Sugar In Space: Astronomers Find Sweet Spot In Ophiuchus Constellation
Astronomers have found a sweet surprise waiting for them about 400 light years away.
In the stellar nursery near the star Rho Ophiuchi, located in the constellation Ophiuchus, researchers from the Niels Bohr Institute detected signatures of the simplest possible sugar in nature, glycolaldehyde. Glycolaledhyde is a stepping stone in several key chemical reactions, including the formose reaction, which begins with formaldehyde and ends with the production of sugars.
"It is one of the building blocks in the process that leads to the formation of RNA and the first step in the direction of biology," astrophysicist and Niels Bohr Institute professor Jes Jorgensen said in a statement on Wednesday.
Jorgensen and his colleagues reported their find in Astrophysical Journal Letters.

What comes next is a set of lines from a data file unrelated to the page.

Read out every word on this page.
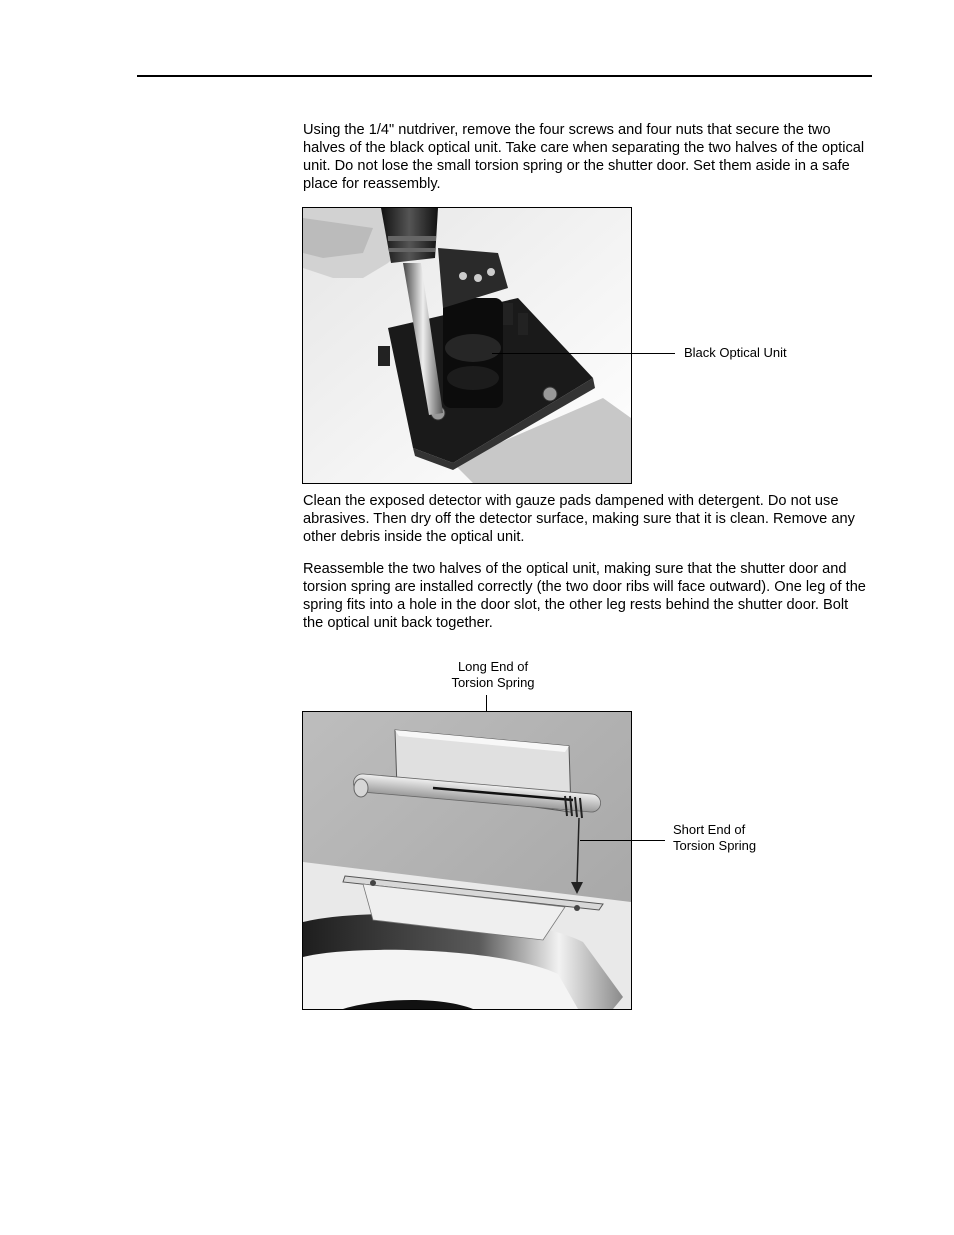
Using the 1/4" nutdriver, remove the four screws and four nuts that secure the two halves of the black optical unit. Take care when separating the two halves of the optical unit. Do not lose the small torsion spring or the shutter door. Set them aside in a safe place for reassembly.

Black Optical Unit

Clean the exposed detector with gauze pads dampened with detergent. Do not use abrasives. Then dry off the detector surface, making sure that it is clean. Remove any other debris inside the optical unit.

Reassemble the two halves of the optical unit, making sure that the shutter door and torsion spring are installed correctly (the two door ribs will face outward). One leg of the spring fits into a hole in the door slot, the other leg rests behind the shutter door. Bolt the optical unit back together.

Long End of
Torsion Spring
Short End of
Torsion Spring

Scientists have found glycolaldehyde in two other sweet spots in space: the vast cloud of gas called Sagittarius B2, located near the center of the Milky Way; and another region 26,000 light years away from Earth with the highly memorable name of G31.41+0.31.
The star-forming cloud in the Rho Ophiuchi region is a rather frigid 10 degrees above absolute zero, which is the equivalent of roughly 460° Farenheit. Gases like carbon monoxide and methane are frozen, allowing them to interact in ways they normally wouldn't be able to interact. After a star is born, its heat warms the surrounding area of cloud and causes the dust to evaporate.
Then, more than two quadrillion miles away and hundreds of years later, Jorgensen and his colleagues can read the radio waves emitted by the evaporated gas with the Atacama Large Millimeter Array telescopes, located in Chile.
The discovery could help scientists determine whether the essential ingredients of life like sugar are commonly made early on in the formation of planets and stars, and at what point they usually become integrated into newborn planets.
"The complex molecules in the cloud surrounding the newly formed star tell us that the building blocks of life may be among the first formed," Jorgensen says. "This could potentially tell us something about the possibility that life might arise elsewhere and whether precursors to biology are already present before the planets have been formed."